Yet another damning report suggests fund managers can’t do their jobs

Active fund managers – those who pick and choose investments in an effort to beat their underlying market – have come in for growing levels of abuse in recent years.

Many are nothing more than “closet” trackers, charging high fees for merely hugging the index. But more importantly, the majority don’t do their job – they simply don’t beat the market.

Another report has just come out. Does it do anything to change that view?

Sadly not…

Most fund managers are bad at their jobs, it seems

“Almost every actively-managed equity fund in Europe investing in global, emerging and US markets has failed to beat its benchmark over the past decade,” according to a quite staggering new study by S&P Dow Jones Indices, cited by Madison Marriage in the Financial Times.

S&P looked at the performance of 25,000 funds. Crucially, the performance figures are after fees are taken into account – in other words, it’s the return you’d get in your portfolio.

Over five years, 80% of European active funds failed to beat their benchmark. Over ten years, that rose to 86%.

As if that wasn’t woeful enough, within that data, there are some gobsmackingly bad figures. Apparently, 98.9% of US-focused equity funds underperformed, as did 97.8% of global equity funds.

Oh, but what about emerging markets? We’re always told that you really need an active manager over there.

Developed markets are incredibly well-researched – there’s so much information out there that it’s almost impossible to beat them because they’re so incredibly efficient (well, except in 2008 and 2000 and every other past crash of any significance, but put that aside for now). So it’s no wonder the poor active manager struggles to win there.

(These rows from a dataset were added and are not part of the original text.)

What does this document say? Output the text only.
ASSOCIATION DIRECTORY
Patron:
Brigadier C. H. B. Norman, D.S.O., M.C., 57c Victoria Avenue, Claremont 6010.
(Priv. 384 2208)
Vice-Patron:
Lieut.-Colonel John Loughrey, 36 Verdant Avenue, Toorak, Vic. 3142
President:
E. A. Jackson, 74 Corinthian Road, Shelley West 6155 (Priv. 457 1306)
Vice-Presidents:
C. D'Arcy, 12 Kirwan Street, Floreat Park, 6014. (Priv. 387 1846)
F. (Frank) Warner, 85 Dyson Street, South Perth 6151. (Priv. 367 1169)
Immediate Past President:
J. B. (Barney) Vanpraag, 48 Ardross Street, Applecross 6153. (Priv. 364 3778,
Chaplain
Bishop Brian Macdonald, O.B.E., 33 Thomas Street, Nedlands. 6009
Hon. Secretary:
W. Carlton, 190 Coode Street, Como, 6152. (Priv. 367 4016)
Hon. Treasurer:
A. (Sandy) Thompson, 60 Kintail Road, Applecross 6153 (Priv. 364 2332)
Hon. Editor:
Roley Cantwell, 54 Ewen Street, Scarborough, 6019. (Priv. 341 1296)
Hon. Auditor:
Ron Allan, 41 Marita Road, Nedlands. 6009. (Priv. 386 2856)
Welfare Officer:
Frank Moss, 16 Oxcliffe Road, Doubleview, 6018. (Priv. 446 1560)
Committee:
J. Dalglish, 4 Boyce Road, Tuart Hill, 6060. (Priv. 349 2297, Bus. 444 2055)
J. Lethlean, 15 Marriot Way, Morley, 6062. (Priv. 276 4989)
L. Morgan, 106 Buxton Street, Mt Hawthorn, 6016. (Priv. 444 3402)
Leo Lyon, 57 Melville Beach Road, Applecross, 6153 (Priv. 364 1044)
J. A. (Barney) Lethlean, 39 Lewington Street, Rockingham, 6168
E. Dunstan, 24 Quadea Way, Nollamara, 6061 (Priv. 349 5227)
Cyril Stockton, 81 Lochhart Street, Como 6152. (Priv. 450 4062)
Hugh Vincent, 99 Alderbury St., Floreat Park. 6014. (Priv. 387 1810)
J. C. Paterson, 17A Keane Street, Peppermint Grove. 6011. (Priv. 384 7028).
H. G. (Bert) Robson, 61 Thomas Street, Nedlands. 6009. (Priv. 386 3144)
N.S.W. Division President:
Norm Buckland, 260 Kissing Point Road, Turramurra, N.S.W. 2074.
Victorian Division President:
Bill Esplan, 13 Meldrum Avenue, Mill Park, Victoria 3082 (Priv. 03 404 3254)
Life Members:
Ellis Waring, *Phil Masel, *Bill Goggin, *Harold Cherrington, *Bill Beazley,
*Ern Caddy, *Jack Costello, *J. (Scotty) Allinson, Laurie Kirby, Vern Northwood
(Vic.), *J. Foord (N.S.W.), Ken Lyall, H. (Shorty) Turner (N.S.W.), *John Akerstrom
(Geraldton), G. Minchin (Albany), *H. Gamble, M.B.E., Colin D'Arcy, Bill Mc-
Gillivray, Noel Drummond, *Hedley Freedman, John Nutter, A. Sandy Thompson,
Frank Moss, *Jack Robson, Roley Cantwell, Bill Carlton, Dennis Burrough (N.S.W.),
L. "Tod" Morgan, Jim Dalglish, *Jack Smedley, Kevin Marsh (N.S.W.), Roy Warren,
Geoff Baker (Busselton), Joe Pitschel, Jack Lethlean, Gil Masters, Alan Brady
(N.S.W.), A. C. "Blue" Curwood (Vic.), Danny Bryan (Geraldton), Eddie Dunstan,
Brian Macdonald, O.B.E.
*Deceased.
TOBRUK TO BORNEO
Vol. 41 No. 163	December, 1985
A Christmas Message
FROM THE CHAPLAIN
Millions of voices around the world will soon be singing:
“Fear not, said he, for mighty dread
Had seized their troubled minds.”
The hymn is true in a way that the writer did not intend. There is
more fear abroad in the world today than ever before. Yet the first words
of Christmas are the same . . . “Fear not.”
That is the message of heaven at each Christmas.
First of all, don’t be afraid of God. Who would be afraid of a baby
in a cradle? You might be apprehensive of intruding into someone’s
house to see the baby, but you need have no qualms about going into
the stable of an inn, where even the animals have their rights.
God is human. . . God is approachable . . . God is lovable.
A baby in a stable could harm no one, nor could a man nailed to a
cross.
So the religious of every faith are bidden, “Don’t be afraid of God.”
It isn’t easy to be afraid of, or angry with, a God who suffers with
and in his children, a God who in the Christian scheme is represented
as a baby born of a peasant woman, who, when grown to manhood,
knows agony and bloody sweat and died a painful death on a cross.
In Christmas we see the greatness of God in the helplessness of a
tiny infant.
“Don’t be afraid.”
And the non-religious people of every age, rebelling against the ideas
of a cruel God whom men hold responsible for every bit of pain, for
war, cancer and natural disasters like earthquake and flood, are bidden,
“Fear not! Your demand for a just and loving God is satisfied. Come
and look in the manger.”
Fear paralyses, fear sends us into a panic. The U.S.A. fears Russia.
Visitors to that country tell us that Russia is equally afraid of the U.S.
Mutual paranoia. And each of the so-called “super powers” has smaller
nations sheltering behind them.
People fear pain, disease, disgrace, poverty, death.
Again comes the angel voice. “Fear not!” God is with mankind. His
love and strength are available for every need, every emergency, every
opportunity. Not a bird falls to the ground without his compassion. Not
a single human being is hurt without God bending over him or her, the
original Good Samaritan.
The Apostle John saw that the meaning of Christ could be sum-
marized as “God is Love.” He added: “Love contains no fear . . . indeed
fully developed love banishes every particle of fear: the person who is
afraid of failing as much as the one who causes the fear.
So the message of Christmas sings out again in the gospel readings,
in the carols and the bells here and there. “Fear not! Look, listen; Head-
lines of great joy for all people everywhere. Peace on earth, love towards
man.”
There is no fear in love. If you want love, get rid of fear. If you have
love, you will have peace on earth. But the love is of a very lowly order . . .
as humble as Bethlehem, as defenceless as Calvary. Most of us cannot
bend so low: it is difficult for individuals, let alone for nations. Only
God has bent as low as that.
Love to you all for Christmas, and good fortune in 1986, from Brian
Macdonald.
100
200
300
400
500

However, emerging markets – we’re told – are so inefficient that there are piles of under-researched opportunities, lying submerged from view like so many pearl-laden oysters, just waiting for the right super-investor to shuck them. That’s why you need to get active when you venture into emerging territory.

Logical, right? So go on, indulge me. Before you read the actual figure, why not take a mental punt on the percentage of active managers that outperformed the market over the last decade? I mean, given the inefficiencies and all that, they presumably did better than average, so maybe – what – 25% managed to beat the benchmark over a decade?

Nope.

The number you’re looking for is 3%.

That’s right. A full 97% of emerging market funds utterly failed to uncover those hidden gems and instead floundered along behind the index.

97%. That’s a number to remember the next time you’re reading one of the weekend finance supplements and some salesman spins a line about “exploiting inefficiencies”. Something’s being exploited, all right – but it isn’t emerging market inefficiency.

It’s just yet more evidence that most managers underperform

It’s all pretty damning. And I’m sure that these statistics can have holes picked in them. You can complain about the indices used. Or you can complain about the methodology. And if you look at the comments under the original article in the FT, you’ll see that plenty of people have.

But the core proposition is not in doubt. Over the long run, as David Blake of London’s Cass Business School puts it, “the average equity fund manager is unable to deliver outperformance from stock selection or market timing”.

In other words, your average professional is rubbish at picking stocks, and at choosing when to buy or sell. Given that those are the only two ways available to outperform, you have to wonder what the point of them is. And that’s pretty much what Blake says: “A typical investor would be almost 1.44% better off per annum by switching to a UK equity tracker.”

In a way this shouldn’t be a surprise. There are good reasons for active fund managers to underperform. The psychological tics afflicting fund managers are in many ways more challenging than the ones affecting private individuals.

Like it or not, they largely feel compelled by incentive structures and career risk (the danger of getting fired, basically) to focus on the short term. You have to make a name for yourself – be a Neil Woodford, or a Nick Train – before you can take big, bold bets and stick to a long-term strategy, without everyone pulling their money away in a panic. (And even then there are plenty of people who’ll moan at the first sight of even a “star” manager not quite delivering over the last six months or whatever.)

So should you stick all your money into a UK equity tracker? No. What you really need to understand is that there is no such thing as “passive” investing. I’ve said this before, but every asset allocation decision you make is “active”.

The real difference is in the price you pay to invest in an asset. Sometimes it’s worth paying an active manager – no really, believe it or not, I do think some active managers are actually worth paying (a little) for.

The ones in the
MoneyWeek investment trust portfolio, for example, have done very well and they’ve got long records of doing so.

But if you’re going to invest with a manager who charges you more than a tracker, then you need to be sure that the extra cost is justified in terms of performance, or access to an asset class you wouldn’t otherwise be able to get hold of. If not, then you’re better off finding a way to get cheap, passive exposure to the asset class or strategy that you’re after.